Kategori-kategori umum diakui adalah bentuk moeboid (Sarcodina), bentuk
flagellata (Mastigophora, termasuk kelompok autotrophic - atau fotosintesis- serta
spesies heterotrofik), bentuk bersilia (Ciliophora), dan berbagai bentuk hasil
simbiosis dan bentuk parasit (terutama membentuk spora spesies yang biasanya
endoparasit, beberapa sangat patogen kepada inangnya, yang disebut Sporozoa,
takson tingkat tinggi yang kemudian menjadi dibagi menjadi Sporozoa dan
Cnidosporidia) (Corlis 2001).
Beberapa
decade terakhir, kasus akibat protozoa parasit sering muncul terutama akibat
air yang tercemar atau melalui makanan. Jenis protozoa yang paling banyak
dibahas sebagai protozoa parasit pada makanan ialah Cryptosporidium, Cyclospora, Giardia, dan Toxoplasma.
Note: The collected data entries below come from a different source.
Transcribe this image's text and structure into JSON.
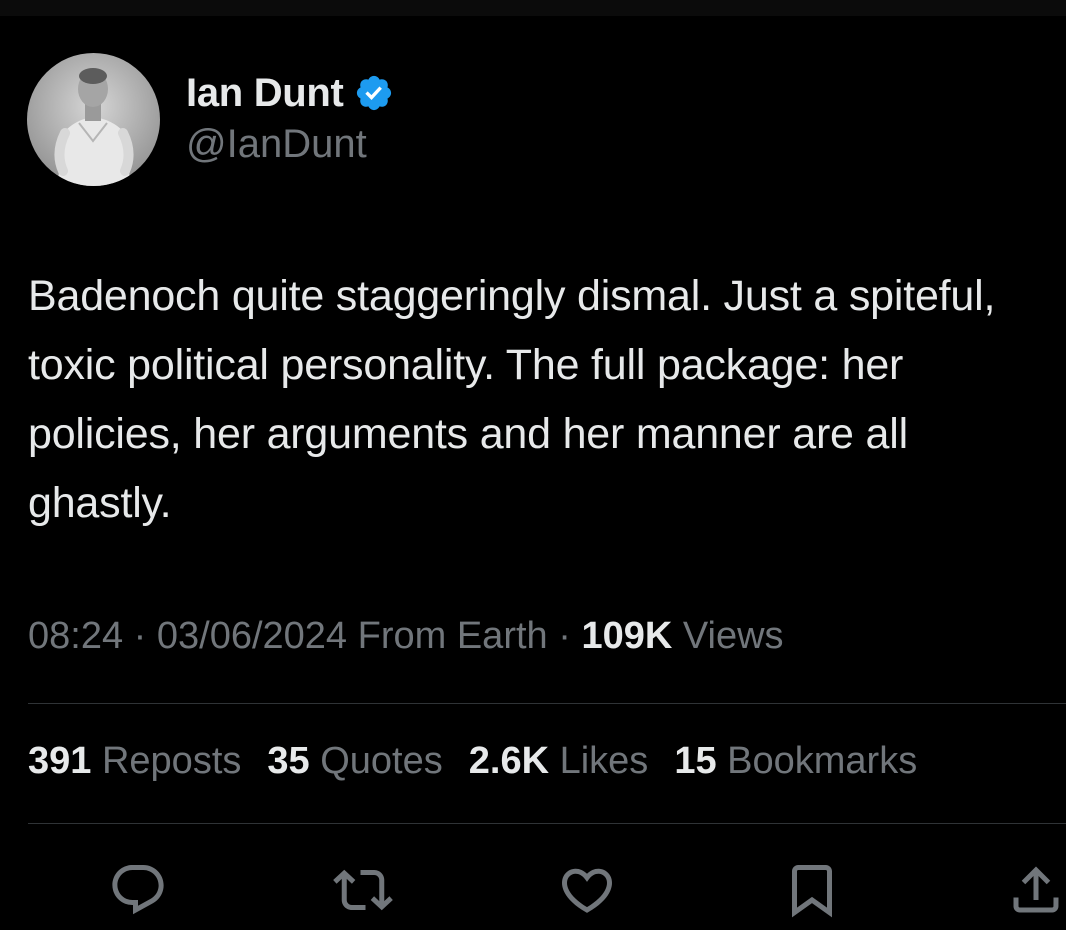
{
  "author": {
    "display_name": "Ian Dunt",
    "handle": "@IanDunt",
    "avatar_icon": "profile-photo",
    "verified_icon": "verified-badge-icon"
  },
  "tweet": {
    "text": "Badenoch quite staggeringly dismal. Just a spiteful, toxic political personality. The full package: her policies, her arguments and her manner are all ghastly."
  },
  "meta": {
    "time": "08:24",
    "separator": " · ",
    "date": "03/06/2024",
    "source": "From Earth",
    "views_count": "109K",
    "views_label": "Views"
  },
  "stats": {
    "reposts_count": "391",
    "reposts_label": "Reposts",
    "quotes_count": "35",
    "quotes_label": "Quotes",
    "likes_count": "2.6K",
    "likes_label": "Likes",
    "bookmarks_count": "15",
    "bookmarks_label": "Bookmarks"
  },
  "actions": [
    "reply-icon",
    "repost-icon",
    "like-icon",
    "bookmark-icon",
    "share-icon"
  ],
  "colors": {
    "background": "#000000",
    "text_primary": "#e7e9ea",
    "text_secondary": "#71767b",
    "divider": "#2f3336",
    "verified_blue": "#1d9bf0"
  }
}
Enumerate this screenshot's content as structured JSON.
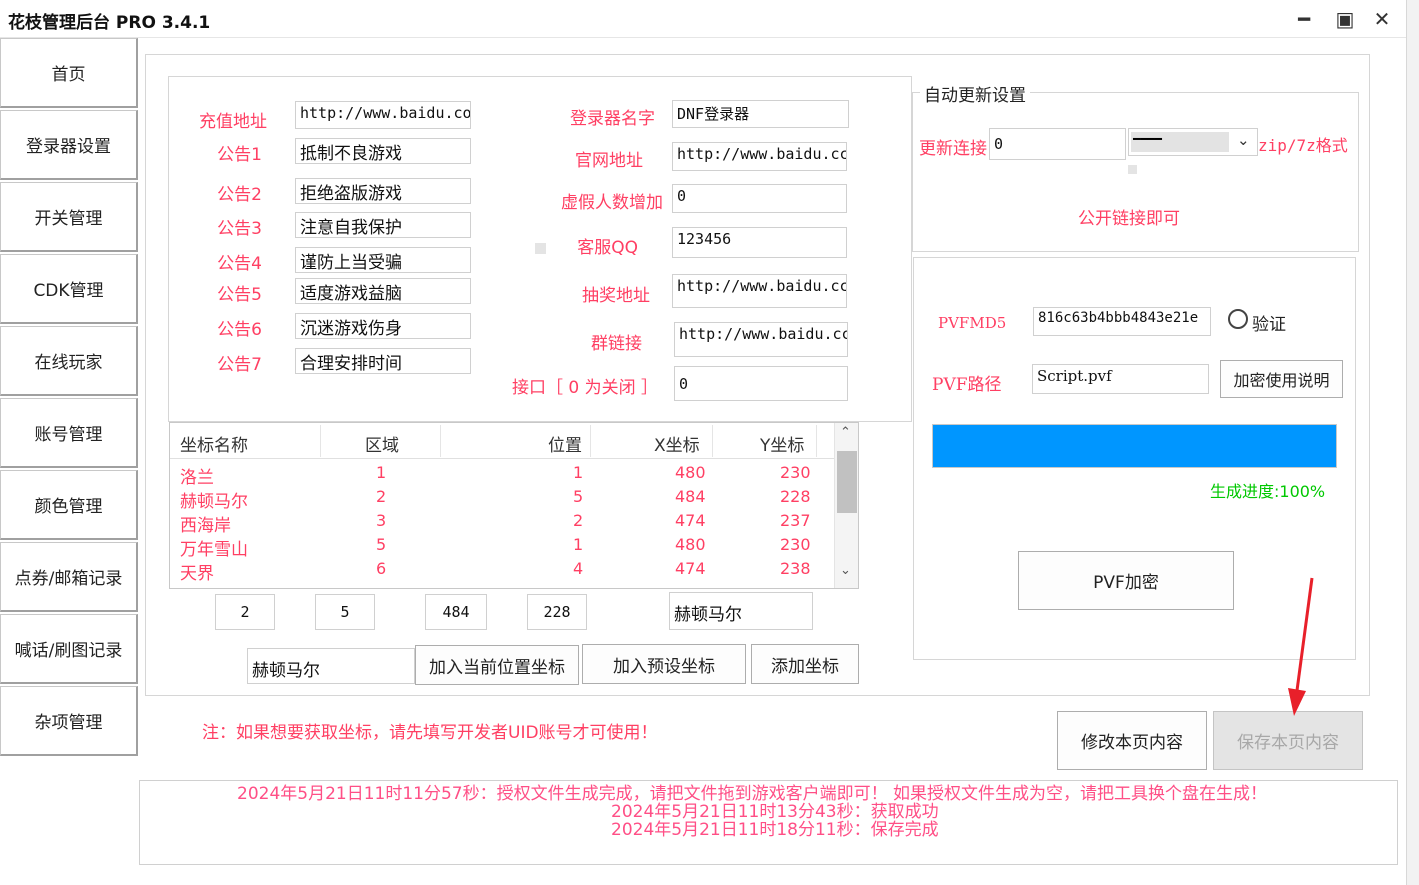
{
  "window": {
    "title": "花枝管理后台 PRO 3.4.1",
    "minimize": "━",
    "maximize": "▣",
    "close": "✕"
  },
  "sidebar": [
    "首页",
    "登录器设置",
    "开关管理",
    "CDK管理",
    "在线玩家",
    "账号管理",
    "颜色管理",
    "点券/邮箱记录",
    "喊话/刷图记录",
    "杂项管理"
  ],
  "left_form": {
    "recharge_label": "充值地址",
    "recharge_value": "http://www.baidu.co",
    "notices": [
      {
        "label": "公告1",
        "value": "抵制不良游戏"
      },
      {
        "label": "公告2",
        "value": "拒绝盗版游戏"
      },
      {
        "label": "公告3",
        "value": "注意自我保护"
      },
      {
        "label": "公告4",
        "value": "谨防上当受骗"
      },
      {
        "label": "公告5",
        "value": "适度游戏益脑"
      },
      {
        "label": "公告6",
        "value": "沉迷游戏伤身"
      },
      {
        "label": "公告7",
        "value": "合理安排时间"
      }
    ]
  },
  "mid_form": {
    "launcher_name_label": "登录器名字",
    "launcher_name_value": "DNF登录器",
    "site_label": "官网地址",
    "site_value": "http://www.baidu.cc",
    "fake_label": "虚假人数增加",
    "fake_value": "0",
    "qq_label": "客服QQ",
    "qq_value": "123456",
    "lottery_label": "抽奖地址",
    "lottery_value": "http://www.baidu.cc",
    "group_label": "群链接",
    "group_value": "http://www.baidu.cc",
    "port_label": "接口［ 0 为关闭 ］",
    "port_value": "0"
  },
  "auto_update": {
    "title": "自动更新设置",
    "link_label": "更新连接",
    "link_value": "0",
    "format_selected": "━━━━",
    "format_hint": "zip/7z格式",
    "public_link_hint": "公开链接即可"
  },
  "pvf": {
    "md5_label": "PVFMD5",
    "md5_value": "816c63b4bbb4843e21e",
    "verify_label": "验证",
    "path_label": "PVF路径",
    "path_value": "Script.pvf",
    "help_button": "加密使用说明",
    "progress_text": "生成进度:100%",
    "progress_fraction": 1.0,
    "progress_color": "#0096ff",
    "encrypt_button": "PVF加密"
  },
  "coords_table": {
    "headers": [
      "坐标名称",
      "区域",
      "位置",
      "X坐标",
      "Y坐标"
    ],
    "rows": [
      [
        "洛兰",
        "1",
        "1",
        "480",
        "230"
      ],
      [
        "赫顿马尔",
        "2",
        "5",
        "484",
        "228"
      ],
      [
        "西海岸",
        "3",
        "2",
        "474",
        "237"
      ],
      [
        "万年雪山",
        "5",
        "1",
        "480",
        "230"
      ],
      [
        "天界",
        "6",
        "4",
        "474",
        "238"
      ]
    ]
  },
  "coord_edit": {
    "area": "2",
    "pos": "5",
    "x": "484",
    "y": "228",
    "name_right": "赫顿马尔",
    "name_input": "赫顿马尔",
    "add_current_button": "加入当前位置坐标",
    "add_preset_button": "加入预设坐标",
    "add_button": "添加坐标"
  },
  "note": "注：如果想要获取坐标，请先填写开发者UID账号才可使用！",
  "footer_buttons": {
    "modify": "修改本页内容",
    "save": "保存本页内容"
  },
  "log": [
    "2024年5月21日11时11分57秒：授权文件生成完成，请把文件拖到游戏客户端即可！ 如果授权文件生成为空，请把工具换个盘在生成！",
    "2024年5月21日11时13分43秒：获取成功",
    "2024年5月21日11时18分11秒：保存完成"
  ],
  "colors": {
    "label_red": "#ff3f63",
    "progress_green": "#00c800",
    "progress_bar": "#0096ff",
    "annotation_arrow": "#e8202a"
  }
}
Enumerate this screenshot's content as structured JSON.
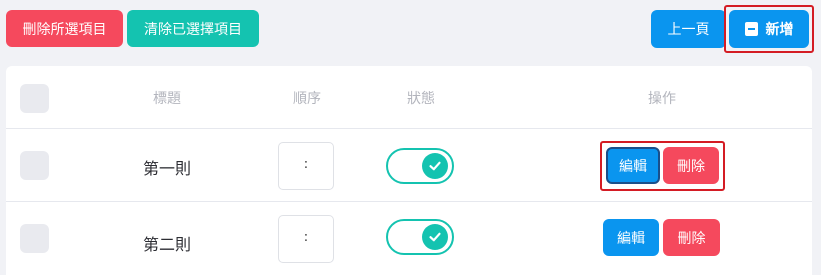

Meskipun ada pula protozoa parasit yang lain yang bisa
menyebar lewat makanan dan minuman, namun yang resiko dan kemunculannya lebih
tinggi ialah pada keempat jenis protozoa tersebut (Dawson 2005).
Pada bidang peternakan,
adanya mikroorganisme seperti protozoa dan bakteri akan membantu proses
pencernaan pakan secara fermentatif di dalam rumen. Sebagian besar protozoa yang terdapat didalam
rumen adalah cilliata meskipun flagellata juga banyak dijumpai. Cilliata ini merupakan non pathogen dan anaerobik
mikroorganisme. Cilliata juga mampu
memfermentasi hampir seluruh
komponen tanaman yang terdapat
didalam rumen seperti: selulosa,
hemiselulosa, fruktosan, pektin,
pati, gula terlarut
dan lemak. Selain
itu ciliata/protozoa juga menelan partikel-partikel pati sehingga
memperlambat terjadinya fermentasi (Dudung et al. 2013).